3° L'étranger doit être éloigné pour la mise en 'uvre d'une décision prise par un autre État, en application de l'article L. 615-1 ;

4° L'étranger doit être remis aux autorités d'un autre État en application de l'article L. 621-1 ;
5° L'étranger doit être éloigné en exécution d'une interdiction de circulation sur le territoire français prise en application de l'article L. 622-1 ;

6° L'étranger fait l'objet d'une décision d'expulsion ;

7° L'étranger doit être éloigné en exécution d'une peine d'interdiction judiciaire du territoire prononcée en application du deuxième alinéa de l'article 131-30 du code pénal ;

8° L'étranger doit être éloigné en exécution d'une interdiction administrative du territoire français.
L'étranger qui, ayant été assigné à résidence en application du présent article, ou placé en rétention administrative en application des articles L. 741-1 ou L. 741-2, n'a pas déféré à la décision dont il fait l'objet ou, y ayant déféré, est revenu en France alors que cette décision est toujours exécutoire, peut être assigné à résidence sur le fondement du présent article.

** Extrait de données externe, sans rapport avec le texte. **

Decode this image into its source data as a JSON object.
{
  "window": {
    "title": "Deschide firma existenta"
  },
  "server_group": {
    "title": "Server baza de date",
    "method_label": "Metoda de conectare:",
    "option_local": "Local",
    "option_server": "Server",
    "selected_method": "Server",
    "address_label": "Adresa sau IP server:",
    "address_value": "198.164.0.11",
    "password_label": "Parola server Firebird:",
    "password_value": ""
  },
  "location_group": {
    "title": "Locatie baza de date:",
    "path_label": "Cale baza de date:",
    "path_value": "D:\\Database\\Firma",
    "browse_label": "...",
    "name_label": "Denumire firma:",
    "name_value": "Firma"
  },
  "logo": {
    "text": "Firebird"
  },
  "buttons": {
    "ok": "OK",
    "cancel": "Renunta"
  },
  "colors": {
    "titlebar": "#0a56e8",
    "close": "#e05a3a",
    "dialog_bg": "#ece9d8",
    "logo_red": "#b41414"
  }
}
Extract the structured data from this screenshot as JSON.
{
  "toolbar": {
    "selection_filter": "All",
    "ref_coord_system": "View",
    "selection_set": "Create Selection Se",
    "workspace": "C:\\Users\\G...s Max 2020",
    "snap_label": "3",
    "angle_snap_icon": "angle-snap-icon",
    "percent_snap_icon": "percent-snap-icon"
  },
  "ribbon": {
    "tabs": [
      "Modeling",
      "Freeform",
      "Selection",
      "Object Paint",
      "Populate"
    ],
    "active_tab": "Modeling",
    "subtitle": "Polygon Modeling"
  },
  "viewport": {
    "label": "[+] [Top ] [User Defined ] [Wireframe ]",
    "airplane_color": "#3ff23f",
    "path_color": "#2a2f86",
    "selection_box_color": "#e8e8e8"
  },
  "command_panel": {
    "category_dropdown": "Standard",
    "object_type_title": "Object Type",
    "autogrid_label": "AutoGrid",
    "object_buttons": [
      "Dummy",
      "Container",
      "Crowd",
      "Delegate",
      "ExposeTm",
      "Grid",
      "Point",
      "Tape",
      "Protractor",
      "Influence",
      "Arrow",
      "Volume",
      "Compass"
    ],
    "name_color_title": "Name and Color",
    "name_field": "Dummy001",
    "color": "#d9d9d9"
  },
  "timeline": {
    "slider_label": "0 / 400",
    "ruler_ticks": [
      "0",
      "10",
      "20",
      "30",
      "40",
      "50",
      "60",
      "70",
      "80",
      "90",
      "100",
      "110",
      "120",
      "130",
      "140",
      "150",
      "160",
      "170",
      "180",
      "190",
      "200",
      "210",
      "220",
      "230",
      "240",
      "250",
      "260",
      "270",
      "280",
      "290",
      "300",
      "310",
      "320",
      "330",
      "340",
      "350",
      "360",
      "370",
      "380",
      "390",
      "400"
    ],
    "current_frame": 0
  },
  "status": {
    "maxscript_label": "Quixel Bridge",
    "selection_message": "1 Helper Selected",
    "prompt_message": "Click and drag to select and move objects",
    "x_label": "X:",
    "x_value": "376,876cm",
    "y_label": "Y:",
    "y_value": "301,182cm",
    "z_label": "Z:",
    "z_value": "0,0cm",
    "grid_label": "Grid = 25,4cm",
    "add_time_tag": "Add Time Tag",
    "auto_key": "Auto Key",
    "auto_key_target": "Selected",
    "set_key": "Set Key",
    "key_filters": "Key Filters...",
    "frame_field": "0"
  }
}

L'article L 741-1 du CESEDA dispose que : "L'autorité administrative peut placer en rétention, pour une durée de quarante-huit heures, l'étranger qui se trouve dans l'un des cas prévus à l'article L. 731-1 lorsqu'il ne présente pas de garanties de représentation effectives propres à prévenir un risque de soustraction à l'exécution de la décision d'éloignement et qu'aucune autre mesure n'apparaît suffisante à garantir efficacement l'exécution effective de cette décision.

Le risque mentionné au premier alinéa est apprécié selon les mêmes critères que ceux prévus à l'article L. 612-3. "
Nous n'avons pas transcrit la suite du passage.